Acte II - Scène VI
(Valens, Marcelle, Paulin, Stéphanie)
Marcelle
Eh quoi ! Pour la punir,
Quand le crime est constant, qui vous peut retenir ?
Valens
Agréerez-vous le choix que je fais d'un supplice ?
Marcelle
J'agréerai tout, Seigneur, pourvu qu'elle périsse ;
Choisissez le plus doux, ce sera m'obliger.
Valens
Ah ! Que vous savez mal comme il se faut venger !
Marcelle
Je ne suis point cruelle, et n'en veux à sa vie
Que pour rendre Placide à l'amour de Flavie.
Otez-nous cet obstacle à nos contentements,
Mais, en faveur du sexe, épargnez les tourments.
Qu'elle meure, il suffit.
Valens
Oui, sans plus de demeure,
Pour l'intérêt des dieux je consens qu'elle meure :
Indigne de la vie, elle doit en sortir ;
Mais pour votre intérêt je n'y puis consentir.
Quoi ! Madame, la perdre, est-ce gagner Placide ?

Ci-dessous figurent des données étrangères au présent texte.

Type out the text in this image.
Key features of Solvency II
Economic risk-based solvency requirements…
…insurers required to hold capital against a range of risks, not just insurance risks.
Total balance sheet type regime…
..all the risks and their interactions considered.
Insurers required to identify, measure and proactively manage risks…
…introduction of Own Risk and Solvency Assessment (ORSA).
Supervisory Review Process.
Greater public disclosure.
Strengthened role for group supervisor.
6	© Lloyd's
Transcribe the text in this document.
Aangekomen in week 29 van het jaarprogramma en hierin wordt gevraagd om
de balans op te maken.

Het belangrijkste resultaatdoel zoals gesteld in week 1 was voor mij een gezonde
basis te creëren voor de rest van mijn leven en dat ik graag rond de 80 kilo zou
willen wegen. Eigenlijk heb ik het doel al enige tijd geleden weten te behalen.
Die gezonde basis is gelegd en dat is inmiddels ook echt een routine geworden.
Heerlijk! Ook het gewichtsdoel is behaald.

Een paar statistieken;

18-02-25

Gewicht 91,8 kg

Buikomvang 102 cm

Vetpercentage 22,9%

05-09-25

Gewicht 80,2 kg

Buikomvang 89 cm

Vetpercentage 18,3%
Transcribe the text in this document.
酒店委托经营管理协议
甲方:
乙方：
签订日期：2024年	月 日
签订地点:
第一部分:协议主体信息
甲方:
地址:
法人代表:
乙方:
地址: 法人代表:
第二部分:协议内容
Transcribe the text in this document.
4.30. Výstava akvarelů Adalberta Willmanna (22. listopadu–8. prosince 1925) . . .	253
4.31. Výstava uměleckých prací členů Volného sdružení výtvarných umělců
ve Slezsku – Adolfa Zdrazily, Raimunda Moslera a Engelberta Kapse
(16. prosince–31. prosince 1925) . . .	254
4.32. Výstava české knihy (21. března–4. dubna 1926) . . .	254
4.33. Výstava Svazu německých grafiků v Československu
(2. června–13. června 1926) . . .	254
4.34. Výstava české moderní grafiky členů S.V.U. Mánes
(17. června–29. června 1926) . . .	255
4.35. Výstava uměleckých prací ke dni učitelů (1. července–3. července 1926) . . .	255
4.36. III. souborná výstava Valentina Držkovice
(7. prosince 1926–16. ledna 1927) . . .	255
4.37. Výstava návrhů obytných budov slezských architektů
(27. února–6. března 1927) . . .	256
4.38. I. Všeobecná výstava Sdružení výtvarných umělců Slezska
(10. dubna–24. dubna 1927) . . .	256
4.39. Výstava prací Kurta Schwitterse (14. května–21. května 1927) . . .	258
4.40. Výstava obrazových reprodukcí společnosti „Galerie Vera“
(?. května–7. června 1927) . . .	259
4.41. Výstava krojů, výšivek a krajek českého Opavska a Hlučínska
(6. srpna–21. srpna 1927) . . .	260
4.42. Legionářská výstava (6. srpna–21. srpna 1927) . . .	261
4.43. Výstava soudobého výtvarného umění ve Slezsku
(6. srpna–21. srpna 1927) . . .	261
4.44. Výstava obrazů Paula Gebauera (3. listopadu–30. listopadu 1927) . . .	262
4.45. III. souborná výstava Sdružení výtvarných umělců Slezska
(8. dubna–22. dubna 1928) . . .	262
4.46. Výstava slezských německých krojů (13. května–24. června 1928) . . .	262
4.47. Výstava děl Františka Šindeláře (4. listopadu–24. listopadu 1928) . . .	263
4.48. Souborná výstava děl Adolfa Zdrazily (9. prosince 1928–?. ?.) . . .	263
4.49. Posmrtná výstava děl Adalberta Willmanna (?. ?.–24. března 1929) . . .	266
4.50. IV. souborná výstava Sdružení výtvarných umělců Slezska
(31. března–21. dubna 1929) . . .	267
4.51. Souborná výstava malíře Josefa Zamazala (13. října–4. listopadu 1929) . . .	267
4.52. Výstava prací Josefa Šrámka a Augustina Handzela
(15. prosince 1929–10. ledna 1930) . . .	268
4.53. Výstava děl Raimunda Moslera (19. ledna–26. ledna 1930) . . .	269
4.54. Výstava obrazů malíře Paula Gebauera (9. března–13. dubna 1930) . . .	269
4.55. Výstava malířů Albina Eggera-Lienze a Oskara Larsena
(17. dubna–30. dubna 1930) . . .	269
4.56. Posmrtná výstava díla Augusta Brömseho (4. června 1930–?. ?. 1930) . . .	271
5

Croyez-vous que sa mort le change, ou l'intimide ?
Que ce soit un moyen d'être aimable à ses yeux,
Que de mettre au tombeau ce qu'il aime le mieux ?
Ah ! Ne vous flattez point d'une espérance vaine :
En cherchant son amour vous redoublez sa haine ;
Et dans le désespoir où vous l'allez plonger,
Loin d'en aimer la cause, il voudra s'en venger ;
Chaque jour à ses yeux cette ombre ensanglantée,
Sortant des tristes nuits où vous l'aurez jetée,
Vous peindra toutes deux avec des traits d'horreur
Qui feront de sa haine une aveugle fureur,
Et, lors, je ne dis pas tout ce que j'appréhende.
Son âme est violente, et son amour est grande ;
Verser le sang aimé, ce n'est pas l'en guérir,
Et le désespérer, ce n'est pas l'acquérir.
Marcelle
Ainsi donc vous laissez Théodore impunie ?
Valens
Non, je la veux punir, mais pour l'ignominie,
Et, pour forcer Placide à vous porter ses vœux,
Rendre cette chrétienne indigne de ses feux.
Marcelle
Je ne vous entends point.
Valens
Contentez-vous, Madame,
Que je vois pleinement les désirs de votre âme,
Que de votre intérêt je veux faire le mien.
Allez, et sur ce point ne demandez plus rien.
Si je m'expliquais mieux, quoique son ennemie,
Vous la garantiriez d'une telle infamie,
Et, quelque bon succès qu'il en faille espérer,
Votre haute vertu ne pourrait l'endurer.
Agréez ce supplice, et, sans que je le nomme,
Sachez qu'assez souvent on le pratique à Rome,
Qu'il est craint des chrétiens, qu'il plaît à l'empereur,
Qu'aux filles de sa sorte il fait le plus d'horreur,
Et que ce digne objet de votre juste haine
Voudrait de mille morts racheter cette peine.
Marcelle
Soit que vous me vouliez éblouir ou venger,
Jusqu'à l'événement je n'en veux point juger :
Je vous en laisse faire. Adieu, disposez d'elle ;
Mais gardez d'oublier qu'enfin je suis Marcelle,
Et que, si vous trompez un si juste courroux,
Je me saurai bientôt venger d'elle et de vous.